Physical Science
Sony TR-1825
Industrial Design · Mechanism Engineering · Electronics
The Object
A 1970 radio, rebuilt for now
The Sony TR-1825 is a 1970 transistor radio rebuilt as a fully functional 3D-printed object with modern streaming electronics inside. The casing is semi-transparent PET-G. It slides open to reveal a second register: collapsed at 150mm, extended to 215mm.
The original TR-1825 was chosen for its mechanical elegance: a sliding form factor that changes function as it opens. The rebuild takes that gesture and reinterprets it for a contemporary object. It connects to streaming services rather than AM/FM broadcast, but uses the same physical interface language as the original.




Specifications
- Material: PET-G (FDM 3D print), semi-transparent casing
- Collapsed: 150mm / Extended: 215mm
- 5 streaming stations selectable via linear potentiometer
- Battery-powered: no mains connection required
Engineering Challenge
3D printing can't replicate injection moulding
The original TR-1825 uses injection-moulded snap-fit joints to hold the sliding mechanism together.
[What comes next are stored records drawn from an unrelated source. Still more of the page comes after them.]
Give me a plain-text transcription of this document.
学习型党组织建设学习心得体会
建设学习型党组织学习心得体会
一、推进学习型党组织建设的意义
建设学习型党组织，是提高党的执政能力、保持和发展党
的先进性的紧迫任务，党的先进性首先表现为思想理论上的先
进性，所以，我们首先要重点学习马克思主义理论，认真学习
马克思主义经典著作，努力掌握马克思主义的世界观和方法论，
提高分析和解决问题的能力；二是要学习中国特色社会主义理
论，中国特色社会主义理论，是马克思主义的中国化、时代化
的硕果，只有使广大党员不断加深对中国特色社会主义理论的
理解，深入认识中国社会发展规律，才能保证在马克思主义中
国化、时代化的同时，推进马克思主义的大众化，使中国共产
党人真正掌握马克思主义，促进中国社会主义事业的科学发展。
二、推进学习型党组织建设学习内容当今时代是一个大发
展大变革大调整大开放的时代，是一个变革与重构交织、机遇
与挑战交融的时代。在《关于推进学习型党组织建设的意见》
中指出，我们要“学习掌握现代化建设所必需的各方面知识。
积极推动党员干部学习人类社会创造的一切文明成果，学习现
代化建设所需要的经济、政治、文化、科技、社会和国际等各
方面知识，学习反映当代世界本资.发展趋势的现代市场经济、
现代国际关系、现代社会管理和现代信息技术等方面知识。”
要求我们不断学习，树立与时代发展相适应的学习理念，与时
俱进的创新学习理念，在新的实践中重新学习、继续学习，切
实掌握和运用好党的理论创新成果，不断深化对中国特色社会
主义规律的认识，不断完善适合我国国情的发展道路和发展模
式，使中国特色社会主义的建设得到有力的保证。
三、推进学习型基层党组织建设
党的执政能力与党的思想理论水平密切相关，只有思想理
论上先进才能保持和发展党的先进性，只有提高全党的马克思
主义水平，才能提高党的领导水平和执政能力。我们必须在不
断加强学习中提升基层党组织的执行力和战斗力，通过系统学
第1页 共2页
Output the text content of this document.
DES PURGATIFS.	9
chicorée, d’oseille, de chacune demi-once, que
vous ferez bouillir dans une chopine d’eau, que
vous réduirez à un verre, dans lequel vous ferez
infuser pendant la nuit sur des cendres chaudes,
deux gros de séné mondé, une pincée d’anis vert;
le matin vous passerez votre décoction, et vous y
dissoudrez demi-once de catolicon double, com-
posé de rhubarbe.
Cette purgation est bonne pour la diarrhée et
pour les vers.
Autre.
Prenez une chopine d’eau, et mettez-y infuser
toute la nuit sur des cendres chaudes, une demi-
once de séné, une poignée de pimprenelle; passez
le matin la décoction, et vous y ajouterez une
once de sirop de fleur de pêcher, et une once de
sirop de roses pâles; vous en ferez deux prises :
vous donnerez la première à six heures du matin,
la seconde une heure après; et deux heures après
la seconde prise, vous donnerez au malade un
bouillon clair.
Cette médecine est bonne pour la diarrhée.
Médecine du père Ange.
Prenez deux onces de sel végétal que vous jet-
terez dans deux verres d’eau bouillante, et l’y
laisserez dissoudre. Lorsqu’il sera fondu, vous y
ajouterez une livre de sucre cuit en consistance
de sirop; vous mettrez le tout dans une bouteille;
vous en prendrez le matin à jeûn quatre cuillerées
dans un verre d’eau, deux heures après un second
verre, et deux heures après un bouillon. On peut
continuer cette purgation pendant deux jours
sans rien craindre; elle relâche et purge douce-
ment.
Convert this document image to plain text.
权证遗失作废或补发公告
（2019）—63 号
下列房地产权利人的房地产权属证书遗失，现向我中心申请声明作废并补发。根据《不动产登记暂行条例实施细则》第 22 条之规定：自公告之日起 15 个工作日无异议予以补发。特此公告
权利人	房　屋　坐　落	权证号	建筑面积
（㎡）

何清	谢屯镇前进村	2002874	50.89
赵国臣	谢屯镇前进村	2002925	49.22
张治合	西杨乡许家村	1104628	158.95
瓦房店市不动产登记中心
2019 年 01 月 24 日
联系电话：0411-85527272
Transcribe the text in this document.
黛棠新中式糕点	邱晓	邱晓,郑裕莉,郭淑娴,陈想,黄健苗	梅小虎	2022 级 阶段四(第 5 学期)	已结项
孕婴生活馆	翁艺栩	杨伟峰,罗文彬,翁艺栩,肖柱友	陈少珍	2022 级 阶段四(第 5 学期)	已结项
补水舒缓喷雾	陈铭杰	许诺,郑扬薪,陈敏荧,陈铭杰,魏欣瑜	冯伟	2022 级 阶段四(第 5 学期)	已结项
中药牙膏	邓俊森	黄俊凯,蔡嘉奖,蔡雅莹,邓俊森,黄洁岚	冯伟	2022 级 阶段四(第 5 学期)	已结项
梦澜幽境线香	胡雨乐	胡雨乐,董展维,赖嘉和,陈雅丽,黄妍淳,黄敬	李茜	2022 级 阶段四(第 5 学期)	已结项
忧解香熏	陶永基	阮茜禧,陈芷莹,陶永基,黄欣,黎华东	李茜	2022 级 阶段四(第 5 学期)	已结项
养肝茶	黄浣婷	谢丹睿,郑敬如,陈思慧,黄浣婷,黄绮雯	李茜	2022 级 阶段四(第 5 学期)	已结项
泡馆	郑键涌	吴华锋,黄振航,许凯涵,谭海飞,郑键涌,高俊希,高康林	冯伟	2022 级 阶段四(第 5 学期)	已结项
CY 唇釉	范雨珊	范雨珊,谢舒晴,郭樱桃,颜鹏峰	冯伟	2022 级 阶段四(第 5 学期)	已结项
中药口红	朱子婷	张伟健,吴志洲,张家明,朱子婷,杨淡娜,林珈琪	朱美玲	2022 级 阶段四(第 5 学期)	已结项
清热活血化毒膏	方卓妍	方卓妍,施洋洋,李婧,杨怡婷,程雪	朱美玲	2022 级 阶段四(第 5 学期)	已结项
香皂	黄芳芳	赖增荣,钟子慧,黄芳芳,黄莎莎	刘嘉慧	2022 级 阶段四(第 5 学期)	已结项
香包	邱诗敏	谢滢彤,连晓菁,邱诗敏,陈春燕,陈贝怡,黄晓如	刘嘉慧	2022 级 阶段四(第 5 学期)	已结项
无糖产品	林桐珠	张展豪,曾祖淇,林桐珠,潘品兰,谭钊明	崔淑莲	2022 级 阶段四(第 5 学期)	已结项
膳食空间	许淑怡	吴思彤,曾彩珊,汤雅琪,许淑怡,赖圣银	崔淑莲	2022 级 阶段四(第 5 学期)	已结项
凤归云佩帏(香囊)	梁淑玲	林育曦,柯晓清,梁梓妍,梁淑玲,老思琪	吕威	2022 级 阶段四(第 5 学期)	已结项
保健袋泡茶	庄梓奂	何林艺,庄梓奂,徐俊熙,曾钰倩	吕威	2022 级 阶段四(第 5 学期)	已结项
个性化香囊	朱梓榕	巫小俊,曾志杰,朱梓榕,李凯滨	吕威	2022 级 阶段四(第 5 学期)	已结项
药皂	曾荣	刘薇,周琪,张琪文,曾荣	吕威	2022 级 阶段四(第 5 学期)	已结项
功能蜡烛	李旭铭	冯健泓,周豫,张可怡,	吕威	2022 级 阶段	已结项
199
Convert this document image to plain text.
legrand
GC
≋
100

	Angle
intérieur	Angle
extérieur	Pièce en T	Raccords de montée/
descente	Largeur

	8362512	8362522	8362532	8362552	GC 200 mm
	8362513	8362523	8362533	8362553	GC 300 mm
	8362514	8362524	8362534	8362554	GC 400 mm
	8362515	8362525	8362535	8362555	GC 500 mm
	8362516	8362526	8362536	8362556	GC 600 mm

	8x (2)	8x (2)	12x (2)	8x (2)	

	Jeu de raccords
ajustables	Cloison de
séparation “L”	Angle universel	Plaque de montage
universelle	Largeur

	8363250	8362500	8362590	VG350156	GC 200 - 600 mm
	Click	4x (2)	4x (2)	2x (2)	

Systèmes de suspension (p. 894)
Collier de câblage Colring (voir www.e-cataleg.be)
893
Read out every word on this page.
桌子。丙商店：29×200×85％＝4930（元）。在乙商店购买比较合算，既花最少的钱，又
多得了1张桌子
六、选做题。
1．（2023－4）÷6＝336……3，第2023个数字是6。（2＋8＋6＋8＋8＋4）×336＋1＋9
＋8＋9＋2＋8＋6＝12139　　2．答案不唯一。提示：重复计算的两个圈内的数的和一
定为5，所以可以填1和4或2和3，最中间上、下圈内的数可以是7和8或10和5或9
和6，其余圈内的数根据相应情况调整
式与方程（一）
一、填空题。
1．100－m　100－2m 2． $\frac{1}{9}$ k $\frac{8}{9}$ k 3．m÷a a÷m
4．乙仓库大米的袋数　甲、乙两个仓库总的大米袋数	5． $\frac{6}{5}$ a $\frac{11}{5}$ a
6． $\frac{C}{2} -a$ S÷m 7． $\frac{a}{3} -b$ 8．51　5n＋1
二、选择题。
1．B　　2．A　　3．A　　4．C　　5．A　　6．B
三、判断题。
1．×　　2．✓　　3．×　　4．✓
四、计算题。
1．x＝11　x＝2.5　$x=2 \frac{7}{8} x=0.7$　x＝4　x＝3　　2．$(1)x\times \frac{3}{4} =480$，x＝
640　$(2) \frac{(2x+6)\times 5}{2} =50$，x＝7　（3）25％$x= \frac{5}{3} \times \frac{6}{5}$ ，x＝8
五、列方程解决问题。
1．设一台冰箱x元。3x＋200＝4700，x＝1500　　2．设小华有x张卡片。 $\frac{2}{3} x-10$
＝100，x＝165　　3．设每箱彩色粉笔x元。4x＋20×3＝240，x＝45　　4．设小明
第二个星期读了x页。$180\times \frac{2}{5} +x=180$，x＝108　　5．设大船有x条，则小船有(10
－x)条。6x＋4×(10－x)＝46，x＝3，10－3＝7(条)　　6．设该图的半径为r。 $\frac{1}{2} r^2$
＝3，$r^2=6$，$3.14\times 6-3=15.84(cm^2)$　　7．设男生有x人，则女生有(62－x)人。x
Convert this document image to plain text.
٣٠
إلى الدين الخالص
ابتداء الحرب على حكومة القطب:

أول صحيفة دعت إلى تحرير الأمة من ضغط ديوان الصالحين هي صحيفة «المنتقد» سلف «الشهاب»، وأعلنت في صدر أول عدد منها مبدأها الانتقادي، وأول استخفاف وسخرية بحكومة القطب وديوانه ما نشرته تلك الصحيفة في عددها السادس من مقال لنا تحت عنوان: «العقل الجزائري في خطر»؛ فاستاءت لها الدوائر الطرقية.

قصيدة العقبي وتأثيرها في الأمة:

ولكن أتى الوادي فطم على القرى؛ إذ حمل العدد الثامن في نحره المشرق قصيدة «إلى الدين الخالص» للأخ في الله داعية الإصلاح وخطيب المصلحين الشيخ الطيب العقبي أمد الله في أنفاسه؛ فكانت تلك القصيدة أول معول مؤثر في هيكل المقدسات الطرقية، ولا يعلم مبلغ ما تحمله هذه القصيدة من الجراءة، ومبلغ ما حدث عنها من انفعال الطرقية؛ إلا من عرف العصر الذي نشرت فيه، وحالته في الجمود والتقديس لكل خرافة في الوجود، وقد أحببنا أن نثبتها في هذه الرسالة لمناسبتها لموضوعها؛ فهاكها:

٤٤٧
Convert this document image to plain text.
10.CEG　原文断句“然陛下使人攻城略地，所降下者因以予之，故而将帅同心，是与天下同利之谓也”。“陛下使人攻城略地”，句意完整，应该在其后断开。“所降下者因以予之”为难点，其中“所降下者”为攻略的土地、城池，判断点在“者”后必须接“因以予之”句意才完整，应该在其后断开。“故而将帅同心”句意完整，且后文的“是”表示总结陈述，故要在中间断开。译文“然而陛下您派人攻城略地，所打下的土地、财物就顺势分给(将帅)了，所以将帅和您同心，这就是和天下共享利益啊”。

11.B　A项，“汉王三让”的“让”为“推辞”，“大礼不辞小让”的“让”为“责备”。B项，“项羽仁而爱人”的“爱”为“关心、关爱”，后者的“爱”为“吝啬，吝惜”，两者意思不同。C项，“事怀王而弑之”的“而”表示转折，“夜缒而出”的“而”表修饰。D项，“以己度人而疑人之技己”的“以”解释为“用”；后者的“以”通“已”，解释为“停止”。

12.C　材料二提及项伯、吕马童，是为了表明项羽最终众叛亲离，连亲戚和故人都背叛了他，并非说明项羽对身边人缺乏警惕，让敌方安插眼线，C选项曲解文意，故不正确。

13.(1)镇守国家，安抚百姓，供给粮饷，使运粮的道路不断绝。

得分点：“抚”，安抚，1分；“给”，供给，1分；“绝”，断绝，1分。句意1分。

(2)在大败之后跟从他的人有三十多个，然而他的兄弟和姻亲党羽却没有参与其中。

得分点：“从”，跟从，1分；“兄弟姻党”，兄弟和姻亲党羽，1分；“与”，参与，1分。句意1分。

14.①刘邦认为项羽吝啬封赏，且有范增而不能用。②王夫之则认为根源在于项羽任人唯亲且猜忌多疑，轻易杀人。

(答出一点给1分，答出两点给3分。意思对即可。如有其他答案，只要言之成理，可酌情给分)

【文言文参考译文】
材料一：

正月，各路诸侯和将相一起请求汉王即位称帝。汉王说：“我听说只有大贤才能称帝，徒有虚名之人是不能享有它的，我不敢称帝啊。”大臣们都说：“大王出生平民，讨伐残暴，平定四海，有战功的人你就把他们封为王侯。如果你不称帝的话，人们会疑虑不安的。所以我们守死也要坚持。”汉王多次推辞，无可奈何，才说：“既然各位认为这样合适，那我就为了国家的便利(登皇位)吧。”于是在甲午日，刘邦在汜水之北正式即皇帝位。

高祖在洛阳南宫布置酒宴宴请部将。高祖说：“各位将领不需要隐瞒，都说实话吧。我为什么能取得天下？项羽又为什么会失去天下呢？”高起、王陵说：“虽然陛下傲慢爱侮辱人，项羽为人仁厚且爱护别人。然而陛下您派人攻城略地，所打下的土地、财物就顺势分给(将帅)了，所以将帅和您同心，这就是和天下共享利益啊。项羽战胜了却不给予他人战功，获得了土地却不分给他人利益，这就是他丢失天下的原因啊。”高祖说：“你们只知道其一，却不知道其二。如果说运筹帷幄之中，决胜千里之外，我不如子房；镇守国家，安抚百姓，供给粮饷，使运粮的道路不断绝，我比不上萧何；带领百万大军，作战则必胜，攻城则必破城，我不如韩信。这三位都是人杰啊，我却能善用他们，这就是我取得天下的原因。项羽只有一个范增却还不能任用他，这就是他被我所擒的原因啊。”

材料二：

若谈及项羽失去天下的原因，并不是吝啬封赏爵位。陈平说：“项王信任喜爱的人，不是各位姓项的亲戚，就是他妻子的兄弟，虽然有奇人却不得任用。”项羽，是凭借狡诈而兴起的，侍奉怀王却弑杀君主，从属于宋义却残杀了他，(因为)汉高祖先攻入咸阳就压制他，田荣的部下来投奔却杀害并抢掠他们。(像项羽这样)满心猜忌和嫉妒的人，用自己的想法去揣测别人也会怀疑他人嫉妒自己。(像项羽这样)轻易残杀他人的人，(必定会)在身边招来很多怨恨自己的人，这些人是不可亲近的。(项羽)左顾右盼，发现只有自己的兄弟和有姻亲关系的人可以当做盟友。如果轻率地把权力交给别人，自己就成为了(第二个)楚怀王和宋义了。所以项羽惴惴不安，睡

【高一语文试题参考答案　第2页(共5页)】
Snap-fits require the elasticity of injection moulding: the plastic flexes on assembly and springs back into a locked position. 3D-printed parts don't have the same elastic behaviour: they snap, not spring.

The constraint
Every locking mechanism in the original design had to be reimagined from first principles for 3D printing. The solution: a custom rail system with a T-flap locking element that engages mechanically rather than through material elasticity. The geometry locks, not the plastic.
Mechanism
From cardboard to lasercut to print
The mechanism was developed iteratively through three material stages: cardboard mockups to test the geometry of the sliding action, laser-cut acrylic to validate tolerances, and finally FDM-printed PET-G for the functional prototype.




Interaction
No buttons. No screen.
The interaction design follows the logic of the original: minimal controls, entirely tactile. There are no buttons or screens on the exterior: only the sliding form, two 90mm linear potentiometers (volume and station), and a roller limit switch that detects whether the radio is open or closed and changes mode accordingly.
Interaction model
- Closed → standby / off
- Open → active (roller limit switch triggers power)
- Left potentiometer → volume
- Right potentiometer → station selection (5 preset stations)
Outcome
Technical drawings and section analysis
Result
- Fully functional prototype demonstrated at SUPSI: the rebuild works as a radio with real streaming audio.
- Sliding mechanism re-engineered for 3D printing using a custom rail and T-flap lock that engages through geometry rather than material elasticity.
- All 5 streaming stations operational on battery power with potentiometer-based station and volume control.



Documentation
Scene photography




Every mechanical constraint is a design decision. The question is whether you made it deliberately or by accident.